1. "Mikroorganizmi" (5:17) (voice: Sergej Afrika)
2. "Alo Požega" (3:38)
3. "Smrt No. 2" (4:29)
4. "Evribadi dens (nau)" (4:27)
5. "Mango Chutney Jungle" (4:53)
6. "Ray Ban protiv Linguafona" (4:24) (guest performers: Bata Meger and Ninoslav Ademović)
7. "Linguafon protiv Johna Kwesija" (4:33)
8. "Oklopno Rave Kolo Gucha 2001 GTLX" (4:38)

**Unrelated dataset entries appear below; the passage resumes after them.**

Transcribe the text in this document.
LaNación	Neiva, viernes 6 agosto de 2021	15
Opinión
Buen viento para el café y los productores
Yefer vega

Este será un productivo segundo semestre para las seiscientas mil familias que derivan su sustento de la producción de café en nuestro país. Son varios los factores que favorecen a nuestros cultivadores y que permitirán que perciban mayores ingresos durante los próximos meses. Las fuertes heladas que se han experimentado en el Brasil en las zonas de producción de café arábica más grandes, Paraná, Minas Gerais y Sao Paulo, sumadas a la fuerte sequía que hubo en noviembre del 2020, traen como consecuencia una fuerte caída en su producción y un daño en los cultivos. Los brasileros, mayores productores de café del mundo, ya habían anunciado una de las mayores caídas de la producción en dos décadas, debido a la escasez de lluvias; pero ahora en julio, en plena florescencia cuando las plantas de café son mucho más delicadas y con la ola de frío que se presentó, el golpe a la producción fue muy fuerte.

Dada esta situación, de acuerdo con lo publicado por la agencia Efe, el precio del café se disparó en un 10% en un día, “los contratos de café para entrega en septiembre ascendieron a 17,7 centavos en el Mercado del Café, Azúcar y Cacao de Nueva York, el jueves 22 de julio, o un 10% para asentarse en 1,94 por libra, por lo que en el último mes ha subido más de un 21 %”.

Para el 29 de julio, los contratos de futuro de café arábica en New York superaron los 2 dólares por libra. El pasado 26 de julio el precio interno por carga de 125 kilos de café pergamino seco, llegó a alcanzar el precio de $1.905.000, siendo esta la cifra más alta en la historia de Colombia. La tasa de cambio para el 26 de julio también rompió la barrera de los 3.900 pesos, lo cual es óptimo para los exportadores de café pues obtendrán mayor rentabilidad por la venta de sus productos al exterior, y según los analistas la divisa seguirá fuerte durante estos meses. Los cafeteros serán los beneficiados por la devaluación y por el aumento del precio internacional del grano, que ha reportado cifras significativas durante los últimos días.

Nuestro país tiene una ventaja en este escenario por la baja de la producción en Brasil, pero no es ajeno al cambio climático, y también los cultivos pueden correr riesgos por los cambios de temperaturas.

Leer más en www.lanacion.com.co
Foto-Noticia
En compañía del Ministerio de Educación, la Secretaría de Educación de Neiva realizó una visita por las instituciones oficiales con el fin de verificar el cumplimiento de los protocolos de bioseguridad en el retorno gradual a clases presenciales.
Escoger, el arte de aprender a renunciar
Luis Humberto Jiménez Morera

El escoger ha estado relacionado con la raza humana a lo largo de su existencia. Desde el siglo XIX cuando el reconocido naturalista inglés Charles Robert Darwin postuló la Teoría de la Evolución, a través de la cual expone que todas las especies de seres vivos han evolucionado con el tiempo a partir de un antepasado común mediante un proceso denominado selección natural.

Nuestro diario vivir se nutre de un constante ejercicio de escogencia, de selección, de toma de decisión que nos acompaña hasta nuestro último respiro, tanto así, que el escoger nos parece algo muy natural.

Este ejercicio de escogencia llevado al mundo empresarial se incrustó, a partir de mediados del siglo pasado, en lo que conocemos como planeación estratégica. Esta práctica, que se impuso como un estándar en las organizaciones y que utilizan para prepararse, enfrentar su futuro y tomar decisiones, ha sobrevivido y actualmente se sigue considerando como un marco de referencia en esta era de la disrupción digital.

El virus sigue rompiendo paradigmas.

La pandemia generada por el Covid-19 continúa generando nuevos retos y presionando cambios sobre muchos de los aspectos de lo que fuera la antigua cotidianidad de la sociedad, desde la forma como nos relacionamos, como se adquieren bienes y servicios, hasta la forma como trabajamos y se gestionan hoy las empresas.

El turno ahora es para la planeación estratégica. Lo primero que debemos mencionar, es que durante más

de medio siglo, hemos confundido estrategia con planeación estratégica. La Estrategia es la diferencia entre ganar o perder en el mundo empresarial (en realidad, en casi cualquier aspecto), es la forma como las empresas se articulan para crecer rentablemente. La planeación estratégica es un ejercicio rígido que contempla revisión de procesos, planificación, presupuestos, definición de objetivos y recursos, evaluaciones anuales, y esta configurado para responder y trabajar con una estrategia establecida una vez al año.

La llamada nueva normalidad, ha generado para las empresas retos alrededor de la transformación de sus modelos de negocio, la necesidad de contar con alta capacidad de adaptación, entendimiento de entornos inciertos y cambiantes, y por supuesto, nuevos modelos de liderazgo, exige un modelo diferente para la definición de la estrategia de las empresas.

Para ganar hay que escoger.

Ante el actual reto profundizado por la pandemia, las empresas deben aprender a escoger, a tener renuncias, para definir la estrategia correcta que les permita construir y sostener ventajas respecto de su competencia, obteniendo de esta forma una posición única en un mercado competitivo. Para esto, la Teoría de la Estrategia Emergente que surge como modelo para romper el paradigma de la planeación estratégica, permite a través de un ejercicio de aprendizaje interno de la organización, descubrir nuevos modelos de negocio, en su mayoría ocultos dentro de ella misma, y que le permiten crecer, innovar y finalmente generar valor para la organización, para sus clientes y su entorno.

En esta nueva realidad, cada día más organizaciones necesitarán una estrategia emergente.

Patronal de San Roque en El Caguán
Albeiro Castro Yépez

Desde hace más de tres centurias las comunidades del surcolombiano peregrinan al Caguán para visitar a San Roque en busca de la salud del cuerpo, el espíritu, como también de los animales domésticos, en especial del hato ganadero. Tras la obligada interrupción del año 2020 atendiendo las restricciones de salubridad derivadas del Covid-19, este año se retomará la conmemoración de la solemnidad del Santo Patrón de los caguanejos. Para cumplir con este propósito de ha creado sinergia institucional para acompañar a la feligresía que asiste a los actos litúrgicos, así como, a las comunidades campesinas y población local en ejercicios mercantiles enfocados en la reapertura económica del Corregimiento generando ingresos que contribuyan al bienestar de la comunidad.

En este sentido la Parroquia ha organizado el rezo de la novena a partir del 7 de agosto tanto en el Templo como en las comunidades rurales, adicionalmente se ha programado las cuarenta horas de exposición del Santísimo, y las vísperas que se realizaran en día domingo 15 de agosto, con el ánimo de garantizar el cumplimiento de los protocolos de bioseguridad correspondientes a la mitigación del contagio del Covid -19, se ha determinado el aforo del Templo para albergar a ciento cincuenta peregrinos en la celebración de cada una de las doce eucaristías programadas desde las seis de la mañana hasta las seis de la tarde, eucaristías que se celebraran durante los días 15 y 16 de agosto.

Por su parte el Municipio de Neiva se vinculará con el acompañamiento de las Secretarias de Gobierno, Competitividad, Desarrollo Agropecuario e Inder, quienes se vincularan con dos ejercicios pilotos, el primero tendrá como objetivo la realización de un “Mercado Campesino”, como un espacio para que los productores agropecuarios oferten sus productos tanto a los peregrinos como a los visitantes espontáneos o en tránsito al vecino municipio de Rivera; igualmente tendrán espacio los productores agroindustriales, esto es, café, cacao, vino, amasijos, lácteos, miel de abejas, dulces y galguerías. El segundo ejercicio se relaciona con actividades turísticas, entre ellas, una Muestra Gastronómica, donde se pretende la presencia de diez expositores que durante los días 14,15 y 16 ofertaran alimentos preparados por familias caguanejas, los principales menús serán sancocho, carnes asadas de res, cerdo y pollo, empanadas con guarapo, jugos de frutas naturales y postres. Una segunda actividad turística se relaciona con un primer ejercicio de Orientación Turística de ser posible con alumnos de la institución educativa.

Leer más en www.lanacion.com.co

9. (Hidden track) (5:32) (vocals: Rambo Amadeus)

==Personnel==
- Rambo Amadeus
- Goran Vejvoda
- Dragan Vukićević-Gogolj - engineer, mastering
- Slavimir Stojanović - artwork design
- The following samples were used: vinyl "Sremski front" and soundtrack from film Užička republika in track 2, Toma Milanković's archive in track 3, 7 & 8, Antonije Pušić's archive in track 4, some domestic & foreign vinyls in track 5 & 6.